Friday, September 15, 2017
I'm generally in favor of pop philosophy, because ultimately philosophy is always worth talking about. In this book, essayist Chuck Klosterman tries his hand at actually following the cliché "question everything." If you can take it as the low-key conversation that it's meant to be, it's enjoyable. Klosterman is at his best when he talks about music and movies, which is his wheelhouse -- he used to write for Spin, after all. When he veers into science and history, his status as an outsider means that he's more interviewing others than thinking on his own. Not much original in those sections. The one thing I'd like to propose is that an area that's too overlooked now that may produce works of future importance is an area that Klosterman himself overlooks: theology. It basically gave us Sufjan Stevens and I know there's more artists like him who could be discovered. But my point is that this is an interesting question to ask from anyone's perspective, and if more people ask this same question the way that Klosterman does, or in more depth, I would welcome that.

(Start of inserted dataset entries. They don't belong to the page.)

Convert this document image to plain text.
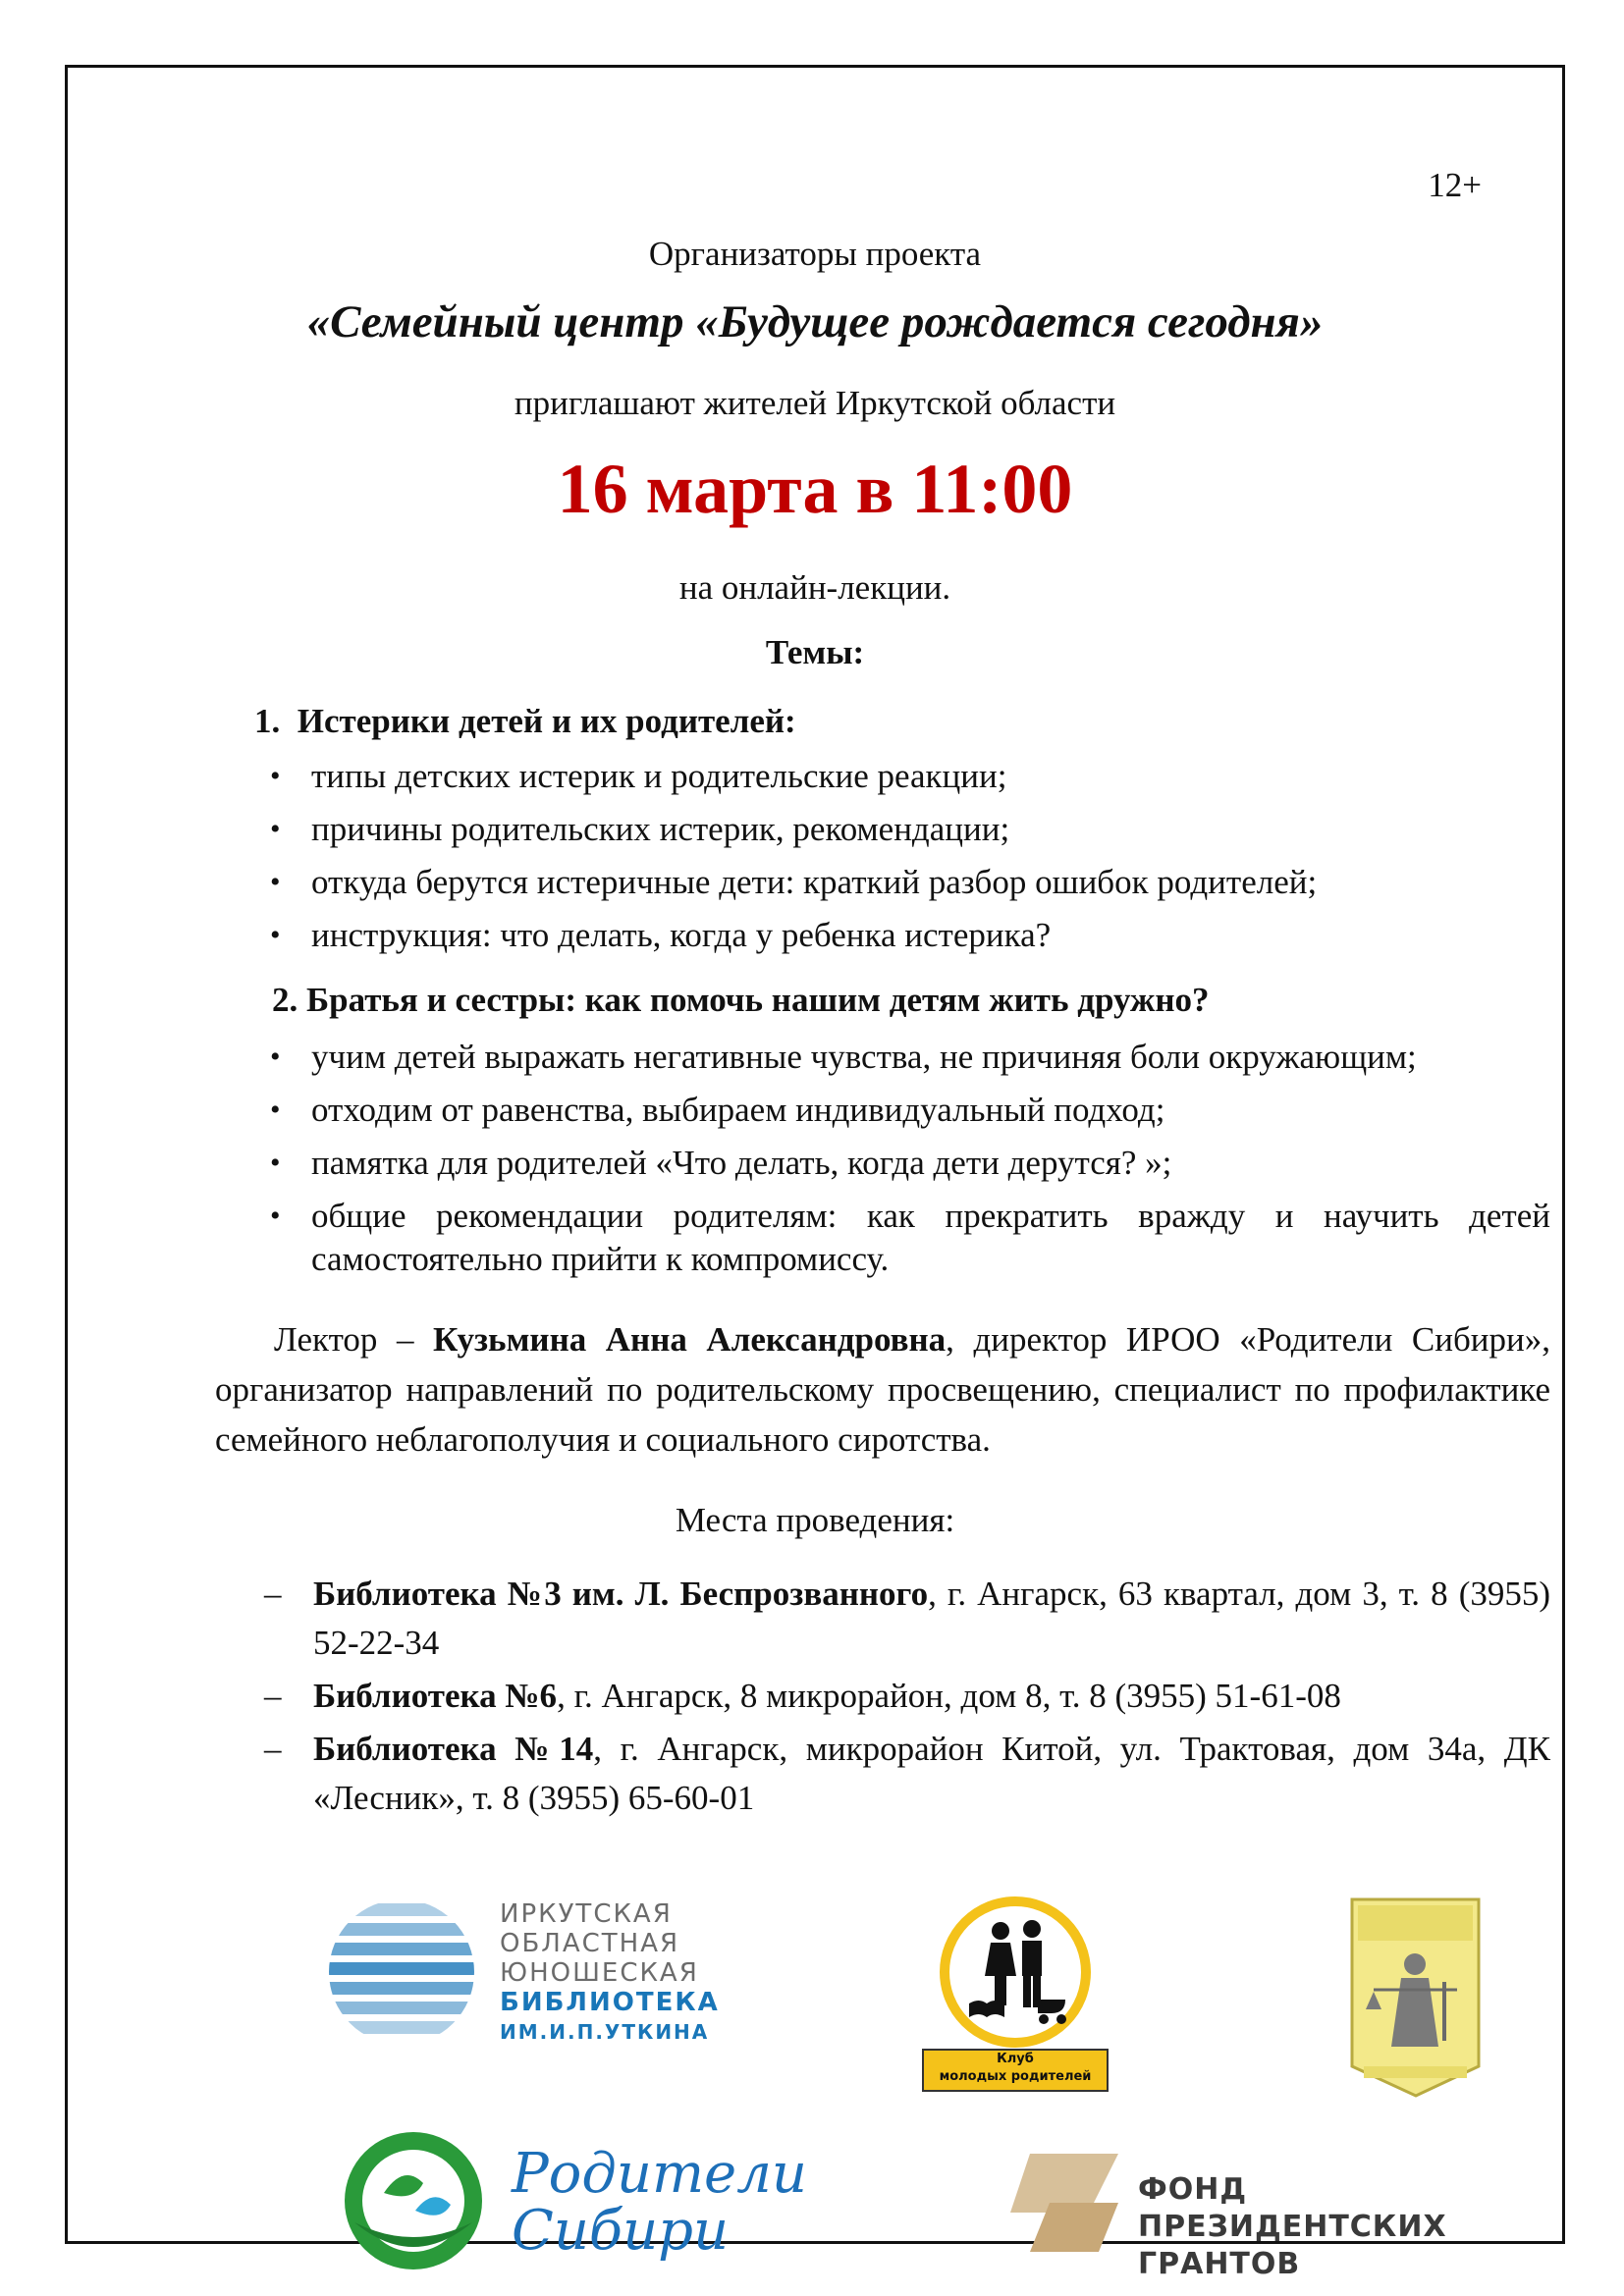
12+
Организаторы проекта
«Семейный центр «Будущее рождается сегодня»
приглашают жителей Иркутской области
16 марта в 11:00
на онлайн-лекции.
Темы:
1. Истерики детей и их родителей:
• типы детских истерик и родительские реакции;
• причины родительских истерик, рекомендации;
• откуда берутся истеричные дети: краткий разбор ошибок родителей;
• инструкция: что делать, когда у ребенка истерика?
2. Братья и сестры: как помочь нашим детям жить дружно?
• учим детей выражать негативные чувства, не причиняя боли окружающим;
• отходим от равенства, выбираем индивидуальный подход;
• памятка для родителей «Что делать, когда дети дерутся? »;
• общие рекомендации родителям: как прекратить вражду и научить детей самостоятельно прийти к компромиссу.
Лектор – Кузьмина Анна Александровна, директор ИРОО «Родители Сибири», организатор направлений по родительскому просвещению, специалист по профилактике семейного неблагополучия и социального сиротства.
Места проведения:
– Библиотека №3 им. Л. Беспрозванного, г. Ангарск, 63 квартал, дом 3, т. 8 (3955) 52-22-34
– Библиотека №6, г. Ангарск, 8 микрорайон, дом 8, т. 8 (3955) 51-61-08
– Библиотека №14, г. Ангарск, микрорайон Китой, ул. Трактовая, дом 34а, ДК «Лесник», т. 8 (3955) 65-60-01
ИРКУТСКАЯ
ОБЛАСТНАЯ
ЮНОШЕСКАЯ
БИБЛИОТЕКА
ИМ.И.П.УТКИНА
Клуб
молодых родителей
Родители
Сибири
ФОНД
ПРЕЗИДЕНТСКИХ
ГРАНТОВ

Saturday, September 9, 2017
(Spoiler-free review) In the six books of The Expanse so far, we've been through every subgenre of sci-fi that I can imagine. Babylon's Ashes mixes in extra doses of political intrigue and genuinely thrilling space battles. It's the details that really make it sing, and the humor. One political chapter is just a minor character going through a series of meetings, but it may be my favorite talky chapter since The Council of Elrond. Another involves a minor scientist character under interrogation whose courage provokes a surprise. The climax is so well-plotted that it takes a scenario that in the hands of another writer might be a letdown, and then turns it into a set of cliffhangers that kept me up hours past my bedtime. This book is mostly concerned with wrapping up the second trilogy of Expanse books, and doesn't have the major turnarounds of most other books, so it's average for the series, which means that somehow, after six books, this story is still excellent and far above comparable fast-reading realistic sci-fi.